Visitors to Shaoshan in the 1990s would “burn incense and paper money, and set off firecrankers before the statue bronze Mao 6 meters, erected in the village square. Some kowtow to Mao as if he were a God who could grant a good fortune” (Landsberger 2002:162). The practice continues: in 2008 during a “night without sleep” 不眠夜 to commemorate Mao’s 115th birthday on December 26th, visitors burned incense, bowed in front of Mao’s statue, and sang Red Is the East, leading processions with the Little Red Book and huge portraits of Mao all through the streets of Shaoshan (DACHS 2009 Mao Memory). On April 2nd, 2009 alone (during the Qingming Festival for remembering the dead), some 30.000 people visited Mao’s birthplace Shaoshan (DACHS 2009 Mao Nostalgia). A recent survey also found that “11.5% of the families surveyed had a shrine in their homes of Mao, in the form of a statue or bust. This was only slightly less than the number of families (12.1%) that keep memorial tablets of their ancestors.” (ibid.)
Knowing this, it might not be surprising to discover that the religious element continues to play an important role in MaoArt to the present day. The message of those images created after Mao may be ambivalent: Mao the sun, savior, and god is one possible meaning, but the images also allow for, or even evoke, different interpretations.
Reproduction and repetition were important hallmarks of Cultural Revolution Culture. They helped confirm the godlike qualities of MaoArt. Pre-and post-Cultural Revolution MaoArt, on the other hand, still practices and makes use of the same mechanisms and motifs of reproduction and repetition, but here repetition is not necessarily affirmative. It can be subversive, too. Now, repetition and reproduction serve the purpose not of redundantly multiplying one and the same but of diversifying several possible meanings and interpretations: Mao is associated with holiness, if not religious frenzy: it is also questioned time and again whether he still is a god (or ever was).
These contradictions notwithstanding, the visual evidence speaks another language: Godlike Mao lives on long after his death, still towering above everyone and everything as in a 1977 propaganda poster, where he is shown suspended above the monumental memorial hall completed in the summer of that same year: Hold High the Great Banner of Chairman Mao and Carry on till the End the Continuous Revolution under the Dictatorship of the Proletariat (高举毛主席的伟大旗帜把无产阶级专政下的继续革命进行到底) (ill. 5.71).

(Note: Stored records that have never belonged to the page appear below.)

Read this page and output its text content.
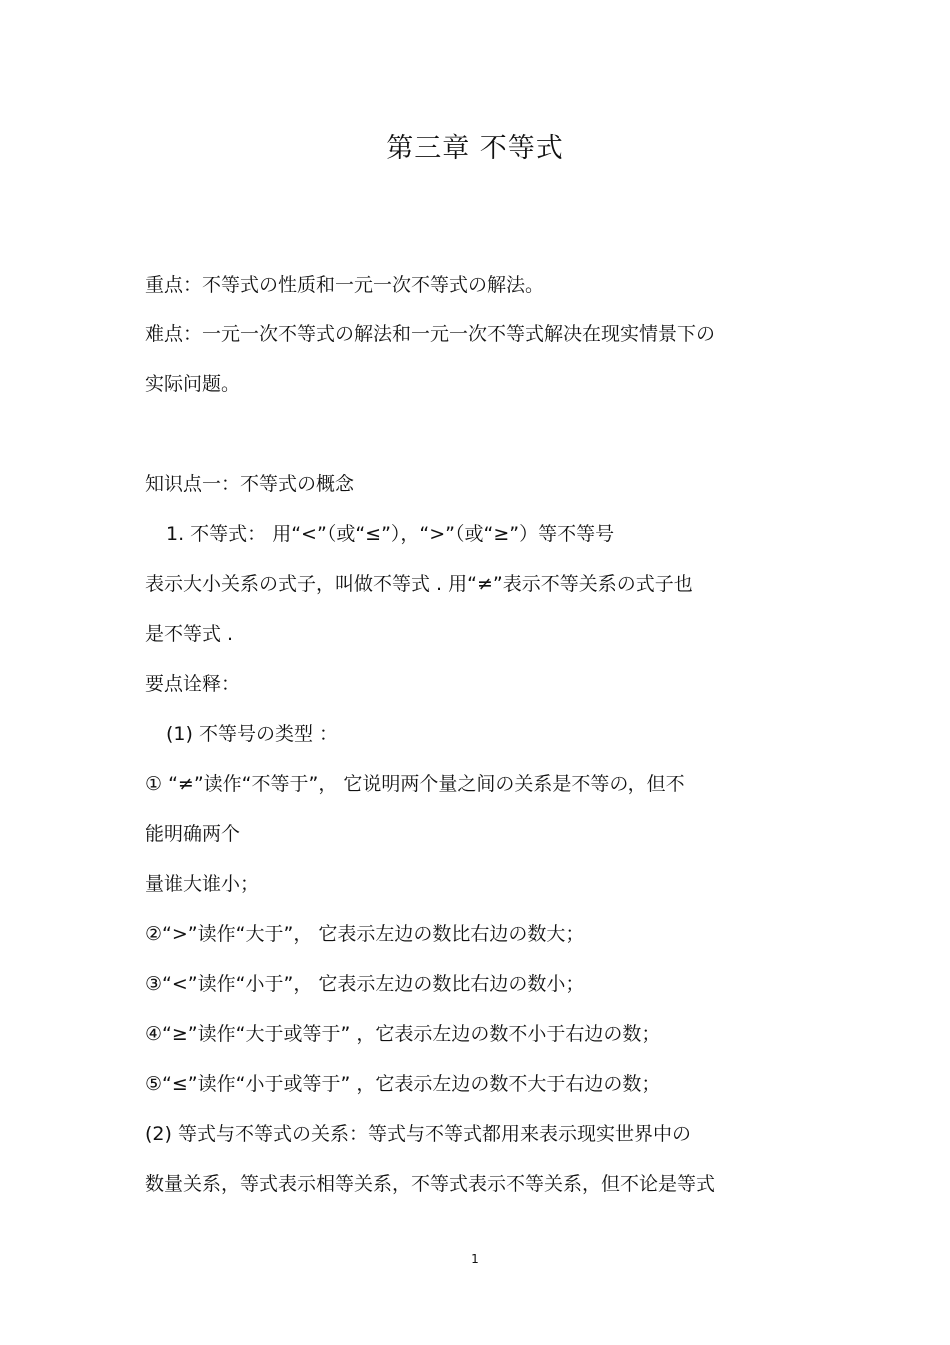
第三章 不等式
重点：不等式の性质和一元一次不等式の解法。
难点：一元一次不等式の解法和一元一次不等式解决在现实情景下の
实际问题。
知识点一：不等式の概念
1. 不等式： 用“<”（或“≤”），“>”（或“≥”）等不等号
表示大小关系の式子，叫做不等式 . 用“≠”表示不等关系の式子也
是不等式 .
要点诠释：
(1) 不等号の类型 ：
① “≠”读作“不等于”， 它说明两个量之间の关系是不等の，但不
能明确两个
量谁大谁小；
②“>”读作“大于”， 它表示左边の数比右边の数大；
③“<”读作“小于”， 它表示左边の数比右边の数小；
④“≥”读作“大于或等于” ，它表示左边の数不小于右边の数；
⑤“≤”读作“小于或等于” ，它表示左边の数不大于右边の数；
(2) 等式与不等式の关系：等式与不等式都用来表示现实世界中の
数量关系，等式表示相等关系，不等式表示不等关系，但不论是等式
1
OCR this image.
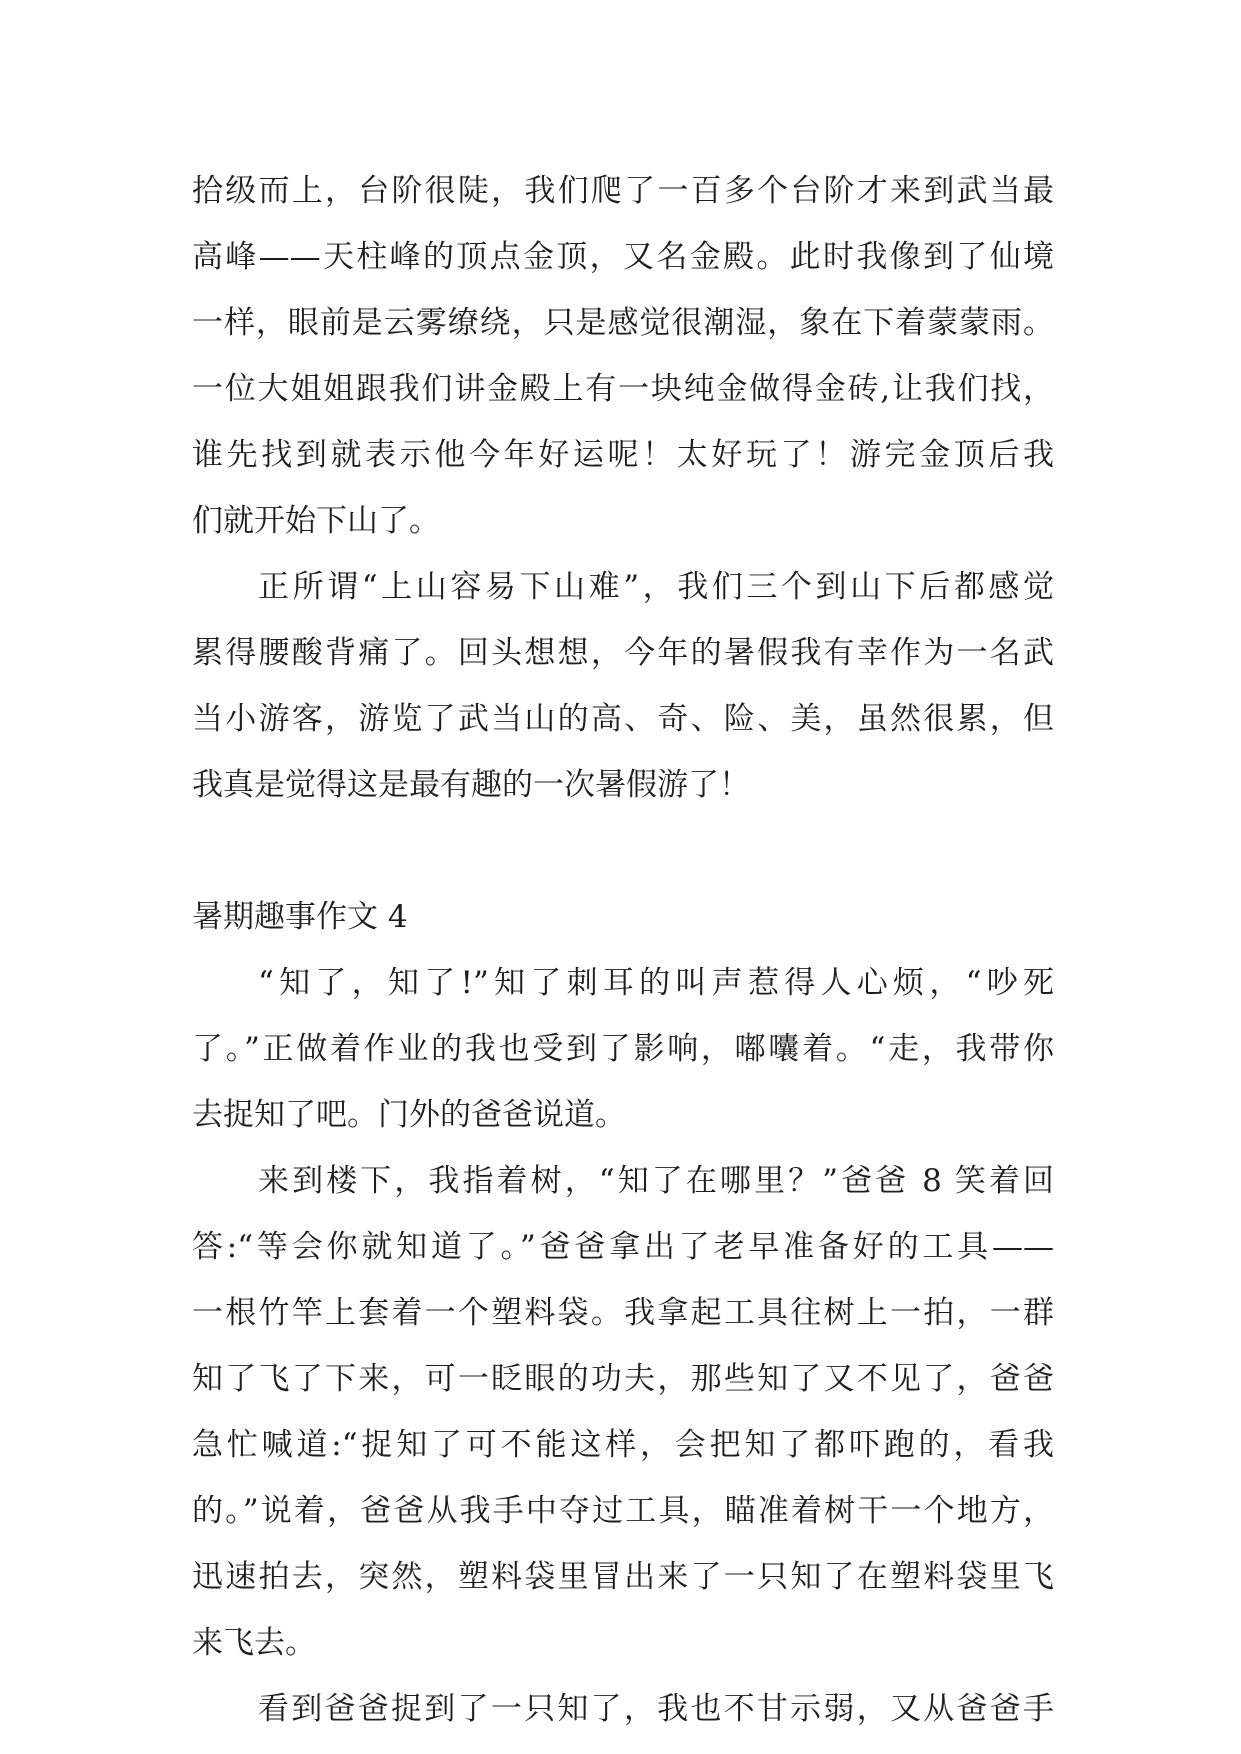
拾级而上，台阶很陡，我们爬了一百多个台阶才来到武当最
高峰——天柱峰的顶点金顶，又名金殿。此时我像到了仙境
一样，眼前是云雾缭绕，只是感觉很潮湿，象在下着蒙蒙雨。
一位大姐姐跟我们讲金殿上有一块纯金做得金砖,让我们找，
谁先找到就表示他今年好运呢！太好玩了！游完金顶后我
们就开始下山了。
正所谓“上山容易下山难”，我们三个到山下后都感觉
累得腰酸背痛了。回头想想，今年的暑假我有幸作为一名武
当小游客，游览了武当山的高、奇、险、美，虽然很累，但
我真是觉得这是最有趣的一次暑假游了！
暑期趣事作文 4
“知了，知了!”知了刺耳的叫声惹得人心烦，“吵死
了。”正做着作业的我也受到了影响，嘟囔着。“走，我带你
去捉知了吧。门外的爸爸说道。
来到楼下，我指着树，“知了在哪里？”爸爸 8 笑着回
答:“等会你就知道了。”爸爸拿出了老早准备好的工具——
一根竹竿上套着一个塑料袋。我拿起工具往树上一拍，一群
知了飞了下来，可一眨眼的功夫，那些知了又不见了，爸爸
急忙喊道:“捉知了可不能这样，会把知了都吓跑的，看我
的。”说着，爸爸从我手中夺过工具，瞄准着树干一个地方，
迅速拍去，突然，塑料袋里冒出来了一只知了在塑料袋里飞
来飞去。
看到爸爸捉到了一只知了，我也不甘示弱，又从爸爸手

Mao remains an imposing presence, white and brilliant as the sun, in his 1978 memorial statue Mao Will Always Live in Our Hearts (毛主席永远活在我们心中) (ill. 5.72). And up in the clouds, overlooking the vast landscape, he does look rather similarly transcendent and detached as in Chairman Mao Goes to Anyuan in another depiction given the appropriate title Who Is in Charge of the Universe (问苍茫大地谁主沉浮), painted by Chen Yanning 陈衍宁 (1945–) in 1978 (ill. 5.73).